Xhead = UK invests £750m in innovation
Chancellor of the Exchequer Alistair Darling has committed to one of the biggest and most ambitious investment programmes in science and technology ever seen, reports GovNet.
Darling has committed to a new £750 million (R9.57 billion) Strategic Investment Fund designed to improve the creation of emerging technologies, boost the UK's innovation capacity and prepare for a 21st century economy.
The chancellor said: “This new fund will provide financial support, focusing on emerging technologies and regionally important sectors in, for example, advanced manufacturing, digital and biotechnology. It will encourage exports, support inward investment, promote research and development and harness commercially our world-class science base.”
Nanowire gets to heart of the matter
Understanding how brain and heart cells process and generate electrical signals could lead to a new understanding of neurological and heart disease, according to Technology Review.

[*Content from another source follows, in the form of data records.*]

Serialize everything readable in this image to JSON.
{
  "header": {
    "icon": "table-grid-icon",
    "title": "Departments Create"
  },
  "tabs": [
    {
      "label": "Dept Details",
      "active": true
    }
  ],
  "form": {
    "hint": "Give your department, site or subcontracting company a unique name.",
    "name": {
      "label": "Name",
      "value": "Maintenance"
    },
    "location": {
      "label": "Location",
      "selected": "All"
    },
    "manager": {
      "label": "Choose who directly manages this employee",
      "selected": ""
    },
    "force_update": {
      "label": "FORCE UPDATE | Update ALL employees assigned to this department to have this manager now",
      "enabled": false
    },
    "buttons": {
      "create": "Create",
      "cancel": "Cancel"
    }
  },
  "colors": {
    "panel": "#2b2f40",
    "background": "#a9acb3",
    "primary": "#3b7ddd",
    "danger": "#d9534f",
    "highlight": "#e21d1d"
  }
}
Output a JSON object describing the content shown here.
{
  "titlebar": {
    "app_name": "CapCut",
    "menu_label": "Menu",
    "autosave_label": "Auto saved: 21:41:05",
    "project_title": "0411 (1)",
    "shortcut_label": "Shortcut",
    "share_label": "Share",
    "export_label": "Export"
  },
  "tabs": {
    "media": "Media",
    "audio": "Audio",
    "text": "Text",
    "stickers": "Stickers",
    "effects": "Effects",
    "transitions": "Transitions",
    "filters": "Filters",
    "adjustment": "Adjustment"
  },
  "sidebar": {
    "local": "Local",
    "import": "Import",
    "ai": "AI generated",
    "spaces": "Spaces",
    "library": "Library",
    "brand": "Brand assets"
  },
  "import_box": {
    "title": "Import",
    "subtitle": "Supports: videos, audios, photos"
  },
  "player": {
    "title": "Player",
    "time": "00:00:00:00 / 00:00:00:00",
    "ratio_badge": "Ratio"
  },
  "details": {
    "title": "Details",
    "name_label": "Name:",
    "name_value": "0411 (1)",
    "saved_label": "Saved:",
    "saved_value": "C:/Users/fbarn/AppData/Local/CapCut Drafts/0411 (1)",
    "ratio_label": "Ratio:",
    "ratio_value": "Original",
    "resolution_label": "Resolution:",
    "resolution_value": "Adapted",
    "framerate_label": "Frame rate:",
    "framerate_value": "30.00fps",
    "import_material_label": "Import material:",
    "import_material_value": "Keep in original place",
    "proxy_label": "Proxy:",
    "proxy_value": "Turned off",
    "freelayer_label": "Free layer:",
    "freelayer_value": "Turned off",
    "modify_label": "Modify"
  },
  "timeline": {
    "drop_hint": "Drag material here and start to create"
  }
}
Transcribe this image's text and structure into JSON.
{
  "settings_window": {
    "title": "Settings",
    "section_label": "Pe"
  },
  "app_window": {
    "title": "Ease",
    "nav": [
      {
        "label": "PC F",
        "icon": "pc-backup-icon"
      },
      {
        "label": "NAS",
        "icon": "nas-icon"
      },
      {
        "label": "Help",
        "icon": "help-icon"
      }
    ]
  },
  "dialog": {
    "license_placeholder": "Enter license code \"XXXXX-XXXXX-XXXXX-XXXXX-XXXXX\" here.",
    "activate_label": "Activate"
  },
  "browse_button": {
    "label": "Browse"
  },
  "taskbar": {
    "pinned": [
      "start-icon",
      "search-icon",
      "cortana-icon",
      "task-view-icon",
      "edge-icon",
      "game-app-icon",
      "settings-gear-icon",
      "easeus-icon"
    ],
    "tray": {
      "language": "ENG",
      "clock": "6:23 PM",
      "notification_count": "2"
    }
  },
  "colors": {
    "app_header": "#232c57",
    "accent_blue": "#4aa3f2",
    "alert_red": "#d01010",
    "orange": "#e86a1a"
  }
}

Until a few years ago, however, it simply wasn't possible to make electrical recordings at the level of single cells. In 2006, Harvard researchers used nanowire transistors to measure electrical signals at 50 points along a single neuron. Now the same research group has developed a new nanowire recording system and have used it to capture some of the most precise, high-quality electrical recordings ever made from heart cells.
The Harvard work, led by chemistry and chemical-biology professor Charles Lieber, is "at the forefront of research in integrating nanowire nanotechnology and bioscience," says Zhong Lin Wang, Regents Professor at the Centre for Nanostructure Characterisation, at Georgia Tech.